Он засмеялся и сказал снисходительно:
– Это уж тебя не касается. Я тебе говорю про самый лучший вариант и для тебя и для себя. Тебе не шибко много надо придумывать. Когда они, родственнички Арчила, войдут с тобой в контакт, ты немножко покочевряжишься для виду, поломаешься, потом сделаешь вид, что испугалась, и расколешься.
– Как это я расколюсь? – Нина внезапно успокоилась. Быть может, оттого, что увидела, в каком отчаянном, нечеловеческом страхе живет Эдик, как истрепал его за год этот страх, как он вертится, словно крыса в ловушке, а потому – нет в нем ни настоящей силы, ни настоящей опасности.
– А расколешься ты примерно так... Скажешь, что пришла утром первой на работу и видела, как из кухни ресторана выскочил Штопор. Весь в крови. На кухне – увидела тухлый кусок мяса, то есть Арчила. А я, метрдотель Эдик, пришел минут через сорок.
– Люська так и сказала?
– Да, – ответил он коротко.
– А они на этом успокоились?
– Одного показания недостаточно.
– И тогда они будут мстить Штопору?
– А кому же еще?
– А по мне, – неестественно весело захохотала Нина, – пусть они тебя и режут. Ты убил Арчила, ты и больше никто!
Эдик дождался, пока она прекратит смеяться, усмехнулся, неторопливо вытащил из кармана пистолет, поиграл им, снова засунул в карман и сказал снисходительно:
– Детка, ты не понимаешь ситуации.
– Ты что, собираешься меня испугать своей пушкой? – громко сказала Нина, нажав на слово «пушка», чтобы за стенкой его услышали и поняли, в чем дело.
– Нет, детка. Тебя мне убивать не с руки. Ты для меня ценный свидетель. Ты мне живая нужна. К тебе родственнички и друзья Арчила должны прийти и слова твои услышать. И слова твои должны быть правильные. Я же тебе объяснил, как они могут твоего сыночка прихватить? А почему мне так же не сделать? Где он живет, я знаю, детский садик – тоже знаю.
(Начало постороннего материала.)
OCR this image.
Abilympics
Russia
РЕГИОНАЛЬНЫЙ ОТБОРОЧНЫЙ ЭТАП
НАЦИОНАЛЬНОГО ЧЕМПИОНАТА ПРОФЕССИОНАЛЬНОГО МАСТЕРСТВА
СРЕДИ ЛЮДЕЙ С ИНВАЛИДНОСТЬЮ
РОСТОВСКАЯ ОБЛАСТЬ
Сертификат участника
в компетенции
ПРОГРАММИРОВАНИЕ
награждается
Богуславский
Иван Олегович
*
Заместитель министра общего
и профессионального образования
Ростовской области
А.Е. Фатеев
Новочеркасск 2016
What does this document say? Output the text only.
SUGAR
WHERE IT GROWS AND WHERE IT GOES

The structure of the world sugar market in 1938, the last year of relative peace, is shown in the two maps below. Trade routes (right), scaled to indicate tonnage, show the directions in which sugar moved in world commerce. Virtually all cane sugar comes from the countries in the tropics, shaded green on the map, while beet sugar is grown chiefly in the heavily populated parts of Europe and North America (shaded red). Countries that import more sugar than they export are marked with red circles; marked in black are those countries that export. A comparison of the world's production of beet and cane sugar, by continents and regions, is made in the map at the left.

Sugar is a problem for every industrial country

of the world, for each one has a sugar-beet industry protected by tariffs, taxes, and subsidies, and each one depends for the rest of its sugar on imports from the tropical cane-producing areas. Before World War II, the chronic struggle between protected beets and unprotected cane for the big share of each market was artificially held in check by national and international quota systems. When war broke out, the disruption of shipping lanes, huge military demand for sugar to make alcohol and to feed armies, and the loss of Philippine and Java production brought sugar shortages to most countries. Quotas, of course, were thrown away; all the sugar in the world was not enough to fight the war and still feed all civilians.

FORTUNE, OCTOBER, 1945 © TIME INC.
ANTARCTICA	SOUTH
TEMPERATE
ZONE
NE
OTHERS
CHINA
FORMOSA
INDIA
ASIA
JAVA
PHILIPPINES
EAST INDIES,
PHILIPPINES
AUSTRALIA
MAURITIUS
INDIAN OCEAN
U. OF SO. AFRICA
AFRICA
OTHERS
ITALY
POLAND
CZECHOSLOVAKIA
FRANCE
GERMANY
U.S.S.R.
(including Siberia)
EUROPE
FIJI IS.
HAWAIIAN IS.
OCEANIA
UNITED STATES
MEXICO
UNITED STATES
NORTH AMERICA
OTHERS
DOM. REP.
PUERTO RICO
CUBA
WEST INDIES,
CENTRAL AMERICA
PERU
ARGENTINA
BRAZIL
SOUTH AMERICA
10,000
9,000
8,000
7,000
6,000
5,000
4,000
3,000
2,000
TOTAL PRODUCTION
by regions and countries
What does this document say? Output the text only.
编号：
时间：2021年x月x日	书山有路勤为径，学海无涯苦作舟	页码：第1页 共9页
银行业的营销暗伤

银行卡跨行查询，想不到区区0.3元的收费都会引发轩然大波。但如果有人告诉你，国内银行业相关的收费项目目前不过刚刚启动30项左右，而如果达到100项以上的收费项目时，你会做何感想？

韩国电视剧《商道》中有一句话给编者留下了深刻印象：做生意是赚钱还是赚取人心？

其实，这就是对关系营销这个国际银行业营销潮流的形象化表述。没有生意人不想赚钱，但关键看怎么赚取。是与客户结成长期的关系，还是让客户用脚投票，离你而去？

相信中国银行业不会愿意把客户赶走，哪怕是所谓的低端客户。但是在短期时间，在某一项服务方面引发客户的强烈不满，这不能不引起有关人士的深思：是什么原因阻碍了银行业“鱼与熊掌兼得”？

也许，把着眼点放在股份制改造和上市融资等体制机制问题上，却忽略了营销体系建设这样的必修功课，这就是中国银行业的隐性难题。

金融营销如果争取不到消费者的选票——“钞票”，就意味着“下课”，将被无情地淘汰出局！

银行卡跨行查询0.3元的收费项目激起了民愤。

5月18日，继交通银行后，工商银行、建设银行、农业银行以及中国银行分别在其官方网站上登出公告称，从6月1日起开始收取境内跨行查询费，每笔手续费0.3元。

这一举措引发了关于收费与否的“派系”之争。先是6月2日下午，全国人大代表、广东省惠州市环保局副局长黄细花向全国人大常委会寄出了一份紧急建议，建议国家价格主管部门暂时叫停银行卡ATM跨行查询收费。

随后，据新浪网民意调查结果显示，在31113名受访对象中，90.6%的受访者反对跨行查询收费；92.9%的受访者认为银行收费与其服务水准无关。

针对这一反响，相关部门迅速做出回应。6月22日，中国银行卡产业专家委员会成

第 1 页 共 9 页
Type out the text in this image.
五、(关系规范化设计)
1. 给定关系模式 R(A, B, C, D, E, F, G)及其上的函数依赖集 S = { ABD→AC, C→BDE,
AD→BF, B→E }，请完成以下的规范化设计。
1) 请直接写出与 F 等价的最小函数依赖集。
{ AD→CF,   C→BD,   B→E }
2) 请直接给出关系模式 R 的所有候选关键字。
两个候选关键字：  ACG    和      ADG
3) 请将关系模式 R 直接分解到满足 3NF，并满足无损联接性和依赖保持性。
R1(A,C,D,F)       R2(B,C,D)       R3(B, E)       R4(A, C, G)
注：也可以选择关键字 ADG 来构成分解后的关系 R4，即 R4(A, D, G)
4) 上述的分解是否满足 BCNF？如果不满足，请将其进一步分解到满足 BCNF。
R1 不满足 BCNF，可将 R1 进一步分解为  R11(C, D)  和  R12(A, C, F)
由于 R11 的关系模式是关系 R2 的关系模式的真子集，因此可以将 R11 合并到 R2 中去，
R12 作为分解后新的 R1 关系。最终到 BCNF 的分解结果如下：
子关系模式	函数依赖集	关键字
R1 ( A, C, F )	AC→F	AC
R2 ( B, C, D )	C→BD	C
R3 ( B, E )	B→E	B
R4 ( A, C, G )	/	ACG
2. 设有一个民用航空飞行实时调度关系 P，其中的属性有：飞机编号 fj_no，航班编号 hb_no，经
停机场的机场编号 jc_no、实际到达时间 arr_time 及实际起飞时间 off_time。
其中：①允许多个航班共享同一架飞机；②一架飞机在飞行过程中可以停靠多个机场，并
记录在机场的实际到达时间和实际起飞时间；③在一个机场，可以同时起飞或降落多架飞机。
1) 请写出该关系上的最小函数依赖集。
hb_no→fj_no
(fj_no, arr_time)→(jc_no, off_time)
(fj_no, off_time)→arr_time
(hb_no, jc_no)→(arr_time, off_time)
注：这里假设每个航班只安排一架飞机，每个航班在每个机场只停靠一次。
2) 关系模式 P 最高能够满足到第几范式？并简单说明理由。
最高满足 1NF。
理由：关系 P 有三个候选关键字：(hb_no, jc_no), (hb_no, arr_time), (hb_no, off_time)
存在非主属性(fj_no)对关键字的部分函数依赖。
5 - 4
Сейчас твой Игоречек, к примеру, либо у соседки через дверь, либо у этой Натальи.
Нина молчала, закостенев. Эдик сказал миролюбиво:
– Ты, главное, не дергайся. Все же очень просто. Дня через три эти кавказские мстители тебя найдут. Ты им сдашь Штопора. Они – найдут Штопора, и тому кранты. Я с мужиками тоже миром разберусь. И все навсегда забудется.
– Если ты тронешь моего Игоречка...
– Не трону. Мне это ни к чему. Но если ты начнешь брыкаться да из оглобель лезть, то уж извини.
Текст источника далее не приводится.